De la chance, il en faudra effectivement aux Juifs de Palestine. Car les Arabes, avec la complicité passive et parfois active des Anglais, ne l’entendent pas de cette oreille. La nuit même du vote historique, cinq pays arabes attaquent un État qui n’a pas encore vu le jour. Assassinats de civils, bombardements, agressions meurtrières. « C’est dur, très dur, mais nous tiendrons bon ! » raconte Rika. « Le 10 janvier 1948, en collaboration avec les Anglais, une foule d’Arabes déchaînés crient « Itbah el Yahoud » (égorgez les Juifs) et incendient le centre commercial de la rue Mamila. Tout le quartier est mis à sac puis entièrement brûlé…L’odeur des cendres ne me quitte pas…En février, alors que je m’apprête à fêter mon dixième anniversaire, le massacre s’amplifie encore. Dans le centre-ville, le 1er de ce mois, c’est l’immeuble du journal Jerusalem Post qui est bombardé…
Le siège de Jérusalem, sans eau, sans vivres, sans médicaments, sans carburant est narré dans tous ses détails. Comme le sera, plus tard, la Guerre d’Indépendance. Nous avons là un précieux témoignage de première main.
Et Rika grandit, se réfugiant de plus en plus dans la musique. « Elle est ce monde magique, ce rêve éveillé qui me sauvent mon réel ». Ce qui ne l’empêche pas d’accomplir son service militaire. Cela nous vaut des pages très sympathiques sur « Un bon petit soldat…qui chante ». Et puis, un jour, c’est décidé : « À nous Paris ». Sans un sou en poche, la petite sabra débarque dans la capitale française à la conquête de ce Nouveau Monde.
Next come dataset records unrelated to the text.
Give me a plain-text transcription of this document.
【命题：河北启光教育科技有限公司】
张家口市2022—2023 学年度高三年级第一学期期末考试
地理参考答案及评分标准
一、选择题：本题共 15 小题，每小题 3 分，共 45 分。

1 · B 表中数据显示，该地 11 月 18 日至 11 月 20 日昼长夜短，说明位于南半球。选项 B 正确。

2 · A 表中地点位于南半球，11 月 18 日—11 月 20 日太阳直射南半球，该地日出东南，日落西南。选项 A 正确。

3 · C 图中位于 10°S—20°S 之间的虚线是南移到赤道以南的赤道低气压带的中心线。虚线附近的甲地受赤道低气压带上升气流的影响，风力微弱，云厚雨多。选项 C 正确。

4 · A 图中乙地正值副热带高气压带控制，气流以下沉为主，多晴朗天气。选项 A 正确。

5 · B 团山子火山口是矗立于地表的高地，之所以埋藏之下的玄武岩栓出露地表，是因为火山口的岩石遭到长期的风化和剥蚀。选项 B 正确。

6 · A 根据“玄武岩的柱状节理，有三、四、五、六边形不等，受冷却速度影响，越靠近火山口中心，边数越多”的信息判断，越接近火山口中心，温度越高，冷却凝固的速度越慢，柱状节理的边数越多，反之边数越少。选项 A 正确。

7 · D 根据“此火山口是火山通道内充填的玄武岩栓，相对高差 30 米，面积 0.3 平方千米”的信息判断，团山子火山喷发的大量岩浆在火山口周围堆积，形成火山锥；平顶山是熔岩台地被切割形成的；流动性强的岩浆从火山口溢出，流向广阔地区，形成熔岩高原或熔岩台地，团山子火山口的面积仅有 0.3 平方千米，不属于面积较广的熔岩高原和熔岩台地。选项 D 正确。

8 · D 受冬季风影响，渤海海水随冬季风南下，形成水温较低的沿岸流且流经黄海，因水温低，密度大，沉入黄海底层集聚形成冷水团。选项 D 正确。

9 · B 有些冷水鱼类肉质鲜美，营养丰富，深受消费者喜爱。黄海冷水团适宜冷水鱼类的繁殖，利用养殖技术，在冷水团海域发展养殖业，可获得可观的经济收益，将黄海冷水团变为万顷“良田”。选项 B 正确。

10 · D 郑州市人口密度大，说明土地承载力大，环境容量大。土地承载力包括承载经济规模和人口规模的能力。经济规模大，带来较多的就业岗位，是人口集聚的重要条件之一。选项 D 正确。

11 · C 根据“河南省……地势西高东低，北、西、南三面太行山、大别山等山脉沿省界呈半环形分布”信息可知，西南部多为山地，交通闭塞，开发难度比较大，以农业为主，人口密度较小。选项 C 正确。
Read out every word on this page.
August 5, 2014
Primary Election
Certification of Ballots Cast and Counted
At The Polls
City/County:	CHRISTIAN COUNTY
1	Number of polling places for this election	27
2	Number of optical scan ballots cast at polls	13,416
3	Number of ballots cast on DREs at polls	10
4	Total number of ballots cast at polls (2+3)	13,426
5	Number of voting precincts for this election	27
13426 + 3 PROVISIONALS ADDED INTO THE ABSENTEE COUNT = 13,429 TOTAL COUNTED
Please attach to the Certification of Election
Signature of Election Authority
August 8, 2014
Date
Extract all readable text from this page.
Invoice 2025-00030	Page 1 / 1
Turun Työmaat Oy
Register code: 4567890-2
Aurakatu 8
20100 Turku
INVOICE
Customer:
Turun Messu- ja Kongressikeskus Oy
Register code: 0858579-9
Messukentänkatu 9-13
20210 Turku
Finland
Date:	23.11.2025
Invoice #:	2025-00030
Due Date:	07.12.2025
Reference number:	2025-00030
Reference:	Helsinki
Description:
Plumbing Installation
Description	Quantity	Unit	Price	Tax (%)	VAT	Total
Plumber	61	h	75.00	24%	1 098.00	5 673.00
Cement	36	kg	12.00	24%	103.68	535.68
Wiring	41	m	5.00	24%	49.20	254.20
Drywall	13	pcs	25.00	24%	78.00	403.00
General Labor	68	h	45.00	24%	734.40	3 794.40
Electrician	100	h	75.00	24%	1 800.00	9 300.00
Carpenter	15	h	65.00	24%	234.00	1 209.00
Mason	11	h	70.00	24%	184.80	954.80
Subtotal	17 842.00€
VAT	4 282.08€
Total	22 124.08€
Les débuts furent difficiles, mais on connaît la suite : Eddy Barclay, Jacques Paoli, Bruno Coquatrix, Michel Legrand, Brassens, Aznavour, Brel et tant d’autres. L’Olympia, le succès, la célébrité…
Les anecdotes abondent dans cet ouvrage alerte où l’on apprend, entre autres, que Zaraï n’est pas un nom de scène mais le patronyme de son premier mari, Yohanan Zaraï, compositeur de musique, père de sa fille, Yaël. Au fil des pages, on découvre aussi ceux qui composent aujourd’hui sa famille et les « fous » de ce qu’elle appelle sa petite clique.
Deux cahiers photographiques complètent harmonieusement ce très agréable récit. Un document.